Обычно его желание исполнялось. Доктор вдруг поднимал глаза от книги и с улыбкой спрашивал:
— Ну что, Квангель?
— Ничего, господин доктор.
— Вам бы не следовало столько сидеть и размышлять. Может, все-таки попробуете почитать, а?
— Нет, теперь уже слишком поздно.
— Пожалуй, вы правы. А чем вы занимались после работы? Вряд ли ведь все время сидели дома сложа руки, не такой вы человек!
— Я писал открытки.
— А раньше, до войны?
Квангель невольно замешкался с ответом, не сразу сообразил, чем же он занимался.
— Раньше я любил резать по дереву.
А доктор задумчиво проговорил:
— Н-да, этого они нам, конечно, не разрешат, нож не дадут. Нам ведь нельзя оставить палача без заработка, Квангель!

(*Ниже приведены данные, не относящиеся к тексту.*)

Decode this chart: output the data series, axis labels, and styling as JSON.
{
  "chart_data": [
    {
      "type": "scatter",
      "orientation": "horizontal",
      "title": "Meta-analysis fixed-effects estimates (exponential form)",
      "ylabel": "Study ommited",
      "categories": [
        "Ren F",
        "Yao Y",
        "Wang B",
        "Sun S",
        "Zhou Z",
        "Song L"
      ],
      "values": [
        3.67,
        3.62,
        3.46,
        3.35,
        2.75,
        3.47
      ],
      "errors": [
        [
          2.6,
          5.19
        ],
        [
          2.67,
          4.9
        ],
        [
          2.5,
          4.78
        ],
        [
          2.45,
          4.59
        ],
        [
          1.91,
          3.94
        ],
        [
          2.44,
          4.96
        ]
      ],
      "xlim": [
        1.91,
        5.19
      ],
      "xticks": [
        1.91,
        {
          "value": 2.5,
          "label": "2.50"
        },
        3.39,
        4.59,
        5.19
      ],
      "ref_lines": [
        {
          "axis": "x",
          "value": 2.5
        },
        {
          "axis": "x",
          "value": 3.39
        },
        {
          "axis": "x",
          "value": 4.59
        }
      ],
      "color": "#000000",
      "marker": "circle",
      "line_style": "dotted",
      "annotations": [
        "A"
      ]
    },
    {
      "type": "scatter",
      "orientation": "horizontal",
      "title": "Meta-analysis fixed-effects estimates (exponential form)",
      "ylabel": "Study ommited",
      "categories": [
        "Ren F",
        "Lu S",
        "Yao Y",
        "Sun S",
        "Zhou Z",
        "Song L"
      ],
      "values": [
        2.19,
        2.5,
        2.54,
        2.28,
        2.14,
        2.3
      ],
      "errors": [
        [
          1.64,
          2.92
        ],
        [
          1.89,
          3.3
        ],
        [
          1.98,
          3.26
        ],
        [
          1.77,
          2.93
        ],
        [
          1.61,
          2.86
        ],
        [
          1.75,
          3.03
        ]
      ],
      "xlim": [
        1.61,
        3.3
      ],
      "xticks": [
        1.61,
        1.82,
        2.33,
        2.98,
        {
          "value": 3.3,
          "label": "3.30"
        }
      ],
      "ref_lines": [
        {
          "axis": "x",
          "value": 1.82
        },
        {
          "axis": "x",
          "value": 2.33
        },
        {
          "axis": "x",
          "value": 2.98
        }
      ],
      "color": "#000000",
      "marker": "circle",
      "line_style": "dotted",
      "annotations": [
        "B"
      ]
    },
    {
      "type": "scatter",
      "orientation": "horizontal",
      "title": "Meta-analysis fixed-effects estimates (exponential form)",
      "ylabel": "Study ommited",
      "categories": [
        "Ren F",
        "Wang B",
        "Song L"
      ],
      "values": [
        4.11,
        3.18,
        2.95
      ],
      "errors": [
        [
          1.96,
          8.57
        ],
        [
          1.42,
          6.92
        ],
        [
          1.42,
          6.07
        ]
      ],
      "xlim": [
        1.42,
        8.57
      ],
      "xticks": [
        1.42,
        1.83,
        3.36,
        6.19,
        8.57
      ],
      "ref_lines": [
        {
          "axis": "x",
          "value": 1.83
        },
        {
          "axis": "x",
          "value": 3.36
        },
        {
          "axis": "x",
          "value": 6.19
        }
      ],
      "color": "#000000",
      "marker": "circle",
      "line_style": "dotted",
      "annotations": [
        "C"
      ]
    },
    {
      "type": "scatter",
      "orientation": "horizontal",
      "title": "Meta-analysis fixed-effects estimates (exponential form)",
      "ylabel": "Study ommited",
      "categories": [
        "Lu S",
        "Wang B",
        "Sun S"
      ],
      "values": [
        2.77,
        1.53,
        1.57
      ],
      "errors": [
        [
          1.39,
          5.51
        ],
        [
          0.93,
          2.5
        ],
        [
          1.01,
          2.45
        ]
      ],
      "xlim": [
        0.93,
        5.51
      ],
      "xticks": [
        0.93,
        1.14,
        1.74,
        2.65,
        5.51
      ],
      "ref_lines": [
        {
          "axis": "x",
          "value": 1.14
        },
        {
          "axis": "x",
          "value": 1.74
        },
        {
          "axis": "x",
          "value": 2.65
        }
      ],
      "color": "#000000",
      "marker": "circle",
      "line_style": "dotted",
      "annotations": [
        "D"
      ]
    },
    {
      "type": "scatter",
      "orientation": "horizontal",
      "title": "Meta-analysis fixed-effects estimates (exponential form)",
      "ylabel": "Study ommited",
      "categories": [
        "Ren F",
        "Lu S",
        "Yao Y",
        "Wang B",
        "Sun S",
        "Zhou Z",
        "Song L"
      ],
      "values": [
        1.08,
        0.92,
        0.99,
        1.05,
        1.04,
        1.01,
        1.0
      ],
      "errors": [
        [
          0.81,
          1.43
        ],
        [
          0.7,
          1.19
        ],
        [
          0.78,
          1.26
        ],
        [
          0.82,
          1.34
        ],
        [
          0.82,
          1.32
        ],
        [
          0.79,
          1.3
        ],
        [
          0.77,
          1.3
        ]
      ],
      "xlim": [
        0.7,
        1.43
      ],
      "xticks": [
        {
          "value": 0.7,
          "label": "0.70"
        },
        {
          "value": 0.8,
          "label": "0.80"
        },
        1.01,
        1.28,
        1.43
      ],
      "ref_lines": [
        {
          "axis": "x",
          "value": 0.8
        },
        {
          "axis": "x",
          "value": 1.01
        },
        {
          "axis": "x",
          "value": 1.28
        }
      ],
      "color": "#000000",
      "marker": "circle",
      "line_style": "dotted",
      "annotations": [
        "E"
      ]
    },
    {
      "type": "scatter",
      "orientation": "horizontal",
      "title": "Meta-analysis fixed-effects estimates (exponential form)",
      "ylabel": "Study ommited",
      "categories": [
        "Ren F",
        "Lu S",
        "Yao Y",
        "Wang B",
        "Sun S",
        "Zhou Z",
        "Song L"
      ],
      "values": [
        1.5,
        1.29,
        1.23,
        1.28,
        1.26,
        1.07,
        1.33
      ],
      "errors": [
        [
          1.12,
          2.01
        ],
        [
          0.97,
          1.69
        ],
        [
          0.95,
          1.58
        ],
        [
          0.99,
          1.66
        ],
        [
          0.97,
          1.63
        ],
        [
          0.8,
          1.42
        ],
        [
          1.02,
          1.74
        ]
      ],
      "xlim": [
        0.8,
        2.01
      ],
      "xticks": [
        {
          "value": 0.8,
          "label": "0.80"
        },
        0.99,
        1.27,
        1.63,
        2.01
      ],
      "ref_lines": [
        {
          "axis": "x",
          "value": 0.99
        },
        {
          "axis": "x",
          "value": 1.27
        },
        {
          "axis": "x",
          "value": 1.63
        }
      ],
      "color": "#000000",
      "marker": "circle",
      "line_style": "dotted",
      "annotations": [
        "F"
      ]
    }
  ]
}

Помедлив, Квангель сказал:
— Как это вы, доктор, все время играете в шахматы сам с собой? Можно ведь и с другими играть?
— Да, вдвоем. Хотите научиться?
— Наверно, мне ума не хватит.
— Чепуха! Прямо сейчас и попробуем.
И доктор Райххардт захлопнул книгу.
Так Квангель научился играть в шахматы. К собственному удивлению, научился очень быстро и без труда. И снова убедился, что прежняя его оценка здесь тоже была в корне ошибочна. Раньше, глядя, как двое мужчин в кофейне передвигают туда-сюда по доске деревянные фигурки, он находил их занятие нелепым и ребяческим: чисто дети, только время убивают, говорил он.
А оказалось, передвигание деревянных фигурок способно принести своего рода счастье, ясность мысли, глубокую, искреннюю радость от красивого хода, неожиданное открытие, как мало значат победа или поражение, потому что радость от красиво разыгранной партии, в которой он потерпел поражение, намного больше, чем от игры, в которой он благодаря ошибке доктора одержал верх.
Теперь, когда доктор Райххардт читал, Квангель сидел напротив, над доской с черными и белыми фигурами, положив рядом книжечку издательства «Реклам» — «Шахматный учебник» Дюфрена, — и отрабатывал дебюты и эндшпили. Позднее он перешел к переигрыванию целых классических партий, его ясный, трезвый ум с легкостью запоминал двадцать-тридцать ходов, и скоро он стал играть лучше доктора.